华法林是慢性预防血栓栓塞事件最常用的药物,在引起严重不良事件的药物中也名列前茅。剂量需求的变异性归因于医学、个人和遗传因素的个体差异。细胞色素P-450 2C9是通过催化药理活性更强的S-对映体转化为其无活性代谢产物来终止华法林抗凝作用的主要酶。华法林通过抑制维生素K环氧化物还原酶发挥作用。该蛋白由维生素K环氧化物还原酶复合体亚基1基因(VKORC1)编码。本研究旨在调查CYP2C9和VKORC1基因多态性对华法林治疗患者反应的药物遗传学影响。纳入了100例开始接受华法林治疗的患者和20例健康对照。根据患者的病历计算华法林的平均日剂量。对于每位患者,在纳入研究之前,对于以下适应症(深静脉血栓形成、肺栓塞、脑血管意外和心肌梗死)之一,至少3个月内华法林剂量的变异性小于10%且国际标准化比值(INR)在治疗目标范围内。采用四引物扩增阻滞突变系统PCR检测CYP2C92、CYP2C93和VKORC1 1639 G>A基因多态性。采用快速荧光法测定血浆华法林浓度。血浆华法林浓度范围为2.19至10.98μg/ml,中位数为3.52μg/ml。11%的病例观察到INR高于治疗范围。7%的病例发生血栓栓塞并发症,8%的病例发生大出血。

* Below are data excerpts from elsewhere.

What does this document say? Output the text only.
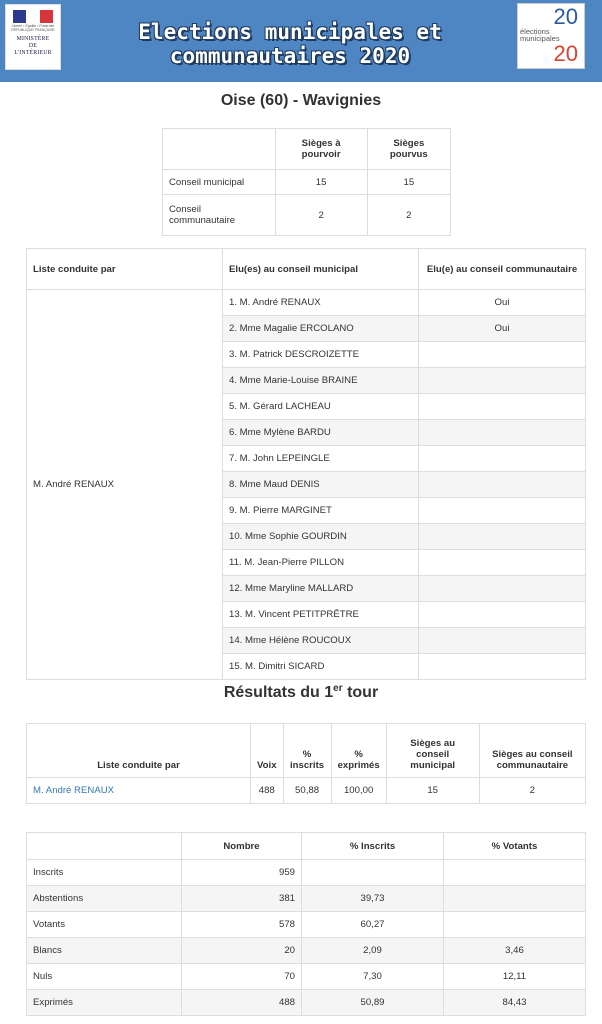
Liberté • Égalité • Fraternité RÉPUBLIQUE FRANÇAISE
MINISTÈRE
DE
L'INTÉRIEUR
Elections municipales et
communautaires 2020
20
élections
municipales
20
Oise (60) - Wavignies
	Sièges à pourvoir	Sièges pourvus
Conseil municipal	15	15
Conseil communautaire	2	2
Liste conduite par	Elu(es) au conseil municipal	Elu(e) au conseil communautaire
M. André RENAUX	1. M. André RENAUX	Oui
	2. Mme Magalie ERCOLANO	Oui
	3. M. Patrick DESCROIZETTE	
	4. Mme Marie-Louise BRAINE	
	5. M. Gérard LACHEAU	
	6. Mme Mylène BARDU	
	7. M. John LEPEINGLE	
	8. Mme Maud DENIS	
	9. M. Pierre MARGINET	
	10. Mme Sophie GOURDIN	
	11. M. Jean-Pierre PILLON	
	12. Mme Maryline MALLARD	
	13. M. Vincent PETITPRÊTRE	
	14. Mme Hélène ROUCOUX	
	15. M. Dimitri SICARD	
Résultats du 1er tour
Liste conduite par	Voix	% inscrits	% exprimés	Sièges au conseil municipal	Sièges au conseil communautaire
M. André RENAUX	488	50,88	100,00	15	2
	Nombre	% Inscrits	% Votants
Inscrits	959		
Abstentions	381	39,73	
Votants	578	60,27	
Blancs	20	2,09	3,46
Nuls	70	7,30	12,11
Exprimés	488	50,89	84,43
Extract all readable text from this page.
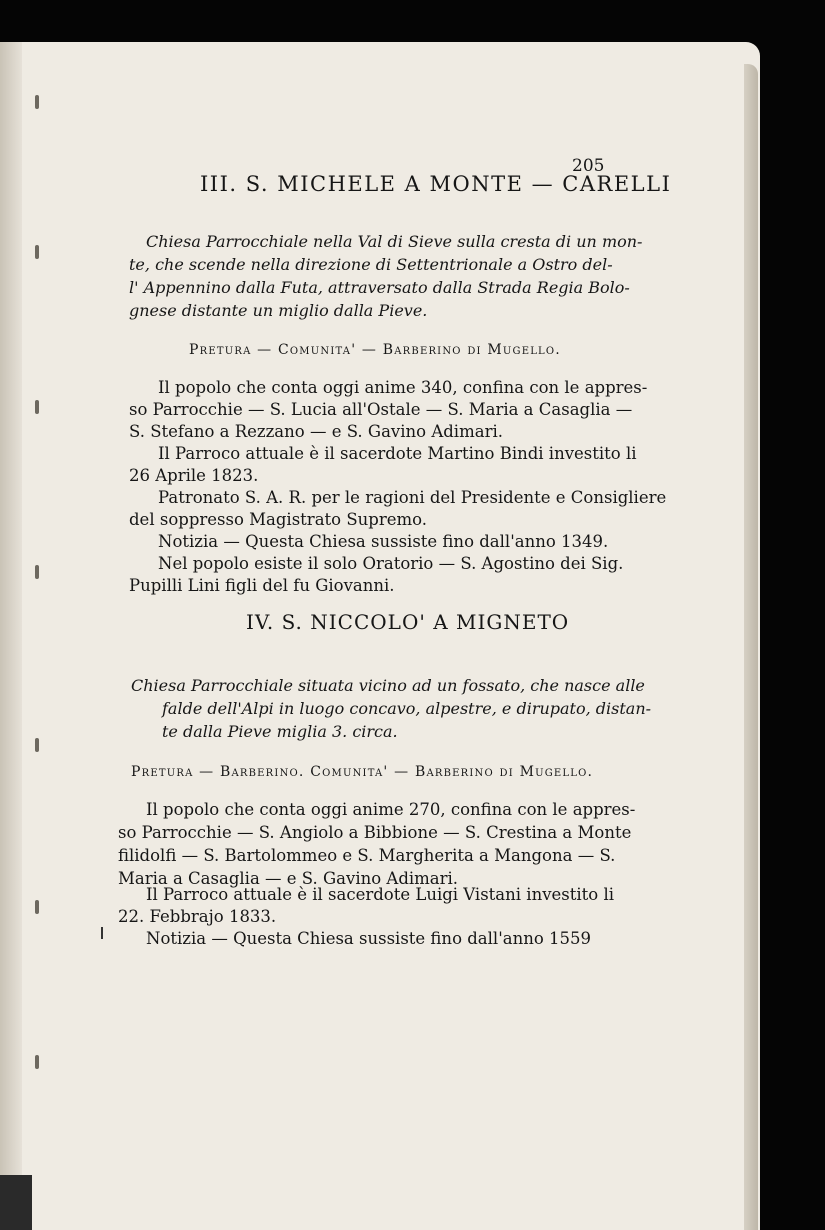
205
III. S. MICHELE A MONTE — CARELLI
Chiesa Parrocchiale nella Val di Sieve sulla cresta di un mon-
te, che scende nella direzione di Settentrionale a Ostro del-
l' Appennino dalla Futa, attraversato dalla Strada Regia Bolo-
gnese distante un miglio dalla Pieve.
Pretura — Comunita' — Barberino di Mugello.
Il popolo che conta oggi anime 340, confina con le appres-
so Parrocchie — S. Lucia all'Ostale — S. Maria a Casaglia —
S. Stefano a Rezzano — e S. Gavino Adimari.
Il Parroco attuale è il sacerdote Martino Bindi investito li
26 Aprile 1823.
Patronato S. A. R. per le ragioni del Presidente e Consigliere
del soppresso Magistrato Supremo.
Notizia — Questa Chiesa sussiste fino dall'anno 1349.
Nel popolo esiste il solo Oratorio — S. Agostino dei Sig.
Pupilli Lini figli del fu Giovanni.
IV. S. NICCOLO' A MIGNETO
Chiesa Parrocchiale situata vicino ad un fossato, che nasce alle
falde dell'Alpi in luogo concavo, alpestre, e dirupato, distan-
te dalla Pieve miglia 3. circa.
Pretura — Barberino. Comunita' — Barberino di Mugello.
Il popolo che conta oggi anime 270, confina con le appres-
so Parrocchie — S. Angiolo a Bibbione — S. Crestina a Monte
filidolfi — S. Bartolommeo e S. Margherita a Mangona — S.
Maria a Casaglia — e S. Gavino Adimari.
Il Parroco attuale è il sacerdote Luigi Vistani investito li
22. Febbrajo 1833.
Notizia — Questa Chiesa sussiste fino dall'anno 1559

高维持剂量(>7mg/天)与非VKORC12和纯合野生型CYP2C9(CYP2C91*1)等位基因组合相关,而低维持剂量与变异型(AG+AA)/野生型(*1/*1)相关(P值<0.001)。在多因素逻辑回归模型中,CYP2C9变异是INR高于治疗范围的危险因素。携带VKORC1变异(AG+AA)和CYP2C9变异(*2/*3)组合的患者观察到血栓栓塞并发症和INR高于治疗范围的发生率。我们的研究数据表明,与临床因素一起,VKORC1和CYP2C9多态性是华法林剂量的重要影响因素,可能有助于预测埃及患者的不良反应。